Danıştay tarafından iptal edilen yönetmelikler ya başka bir yönetmelik olarak düzenlenmekte ya da yasa haline getirilmektedir. Danıştay kararlarını uygulanamaz kılan yasalar çıkarılmaktadır. Yargı kararlarına uyması, hukukun üstünlüğünü gözetmesi gereken yasama ve yürütme organlarının bu işlemleri de yargının ayrı bir erk olması kimliğine aykırılık oluşturmaktadır. Erkler ayrılığında, yasama, yürütme ve yargı erklerinin biri diğerinden üstün değildir. Ancak her üç erk de hukukun üstünlüğünü gözetmek durumundadır. Aralarında dengeli bir iş bölümü söz konusu olması gerekirken, bugün yürütme, yasama organına hâkim olmanın dışında, yargı organlarını da istediği gibi biçimlendirmektedir.

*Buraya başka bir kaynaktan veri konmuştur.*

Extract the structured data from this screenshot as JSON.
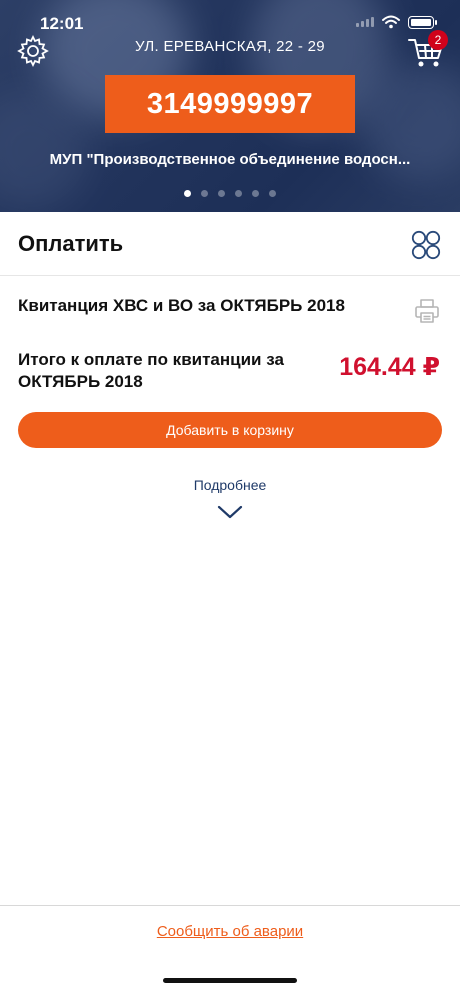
{
  "status_bar": {
    "time": "12:01"
  },
  "header": {
    "address": "УЛ. ЕРЕВАНСКАЯ, 22 - 29",
    "account_number": "3149999997",
    "organization": "МУП \"Производственное объединение водосн...",
    "cart_count": "2",
    "carousel": {
      "total": 6,
      "active_index": 0
    },
    "icons": {
      "settings": "gear-icon",
      "cart": "cart-icon"
    }
  },
  "payment": {
    "section_title": "Оплатить",
    "receipt_title": "Квитанция ХВС и ВО за ОКТЯБРЬ 2018",
    "total_label": "Итого к оплате по квитанции за ОКТЯБРЬ 2018",
    "total_amount": "164.44 ₽",
    "add_to_cart_label": "Добавить в корзину",
    "more_label": "Подробнее",
    "icons": {
      "grid": "grid-view-icon",
      "print": "printer-icon",
      "expand": "chevron-down-icon"
    }
  },
  "footer": {
    "report_label": "Сообщить об аварии"
  },
  "colors": {
    "accent": "#ee5d1b",
    "header_bg": "#22345c",
    "amount": "#d0102e",
    "link": "#1f3a68",
    "badge": "#d0021b"
  }
}
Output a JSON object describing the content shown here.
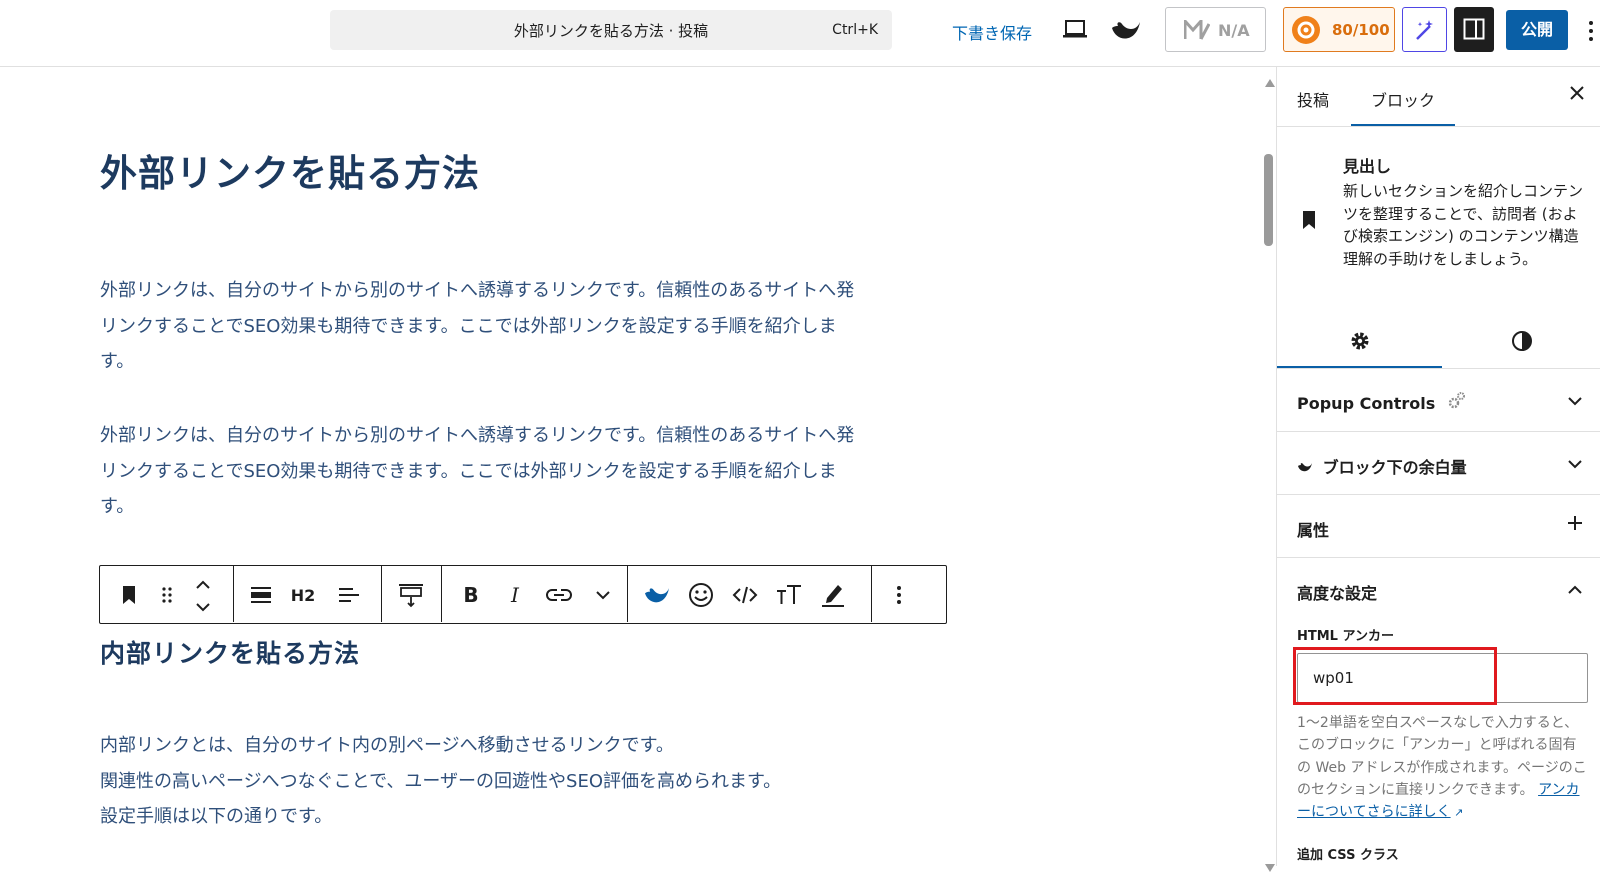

Hükümet KHK ile yargı alanını bile düzenleme yoluna gidebilmektedir... Hiçbir çevrede tartıştırılmadan hükümetin gizli planlarını yürütebilmek için ‘terör mahkemeleri’ adı altında sadece hükümetin biçimlendirildiği, ÖGM’lerin bir ileri adımı yaşama geçirilip, uygulamaya sokulabilmektedir...”
Terazi, artık gözü bantlı kızın elinde değil... Bunu bilmekte yarar var.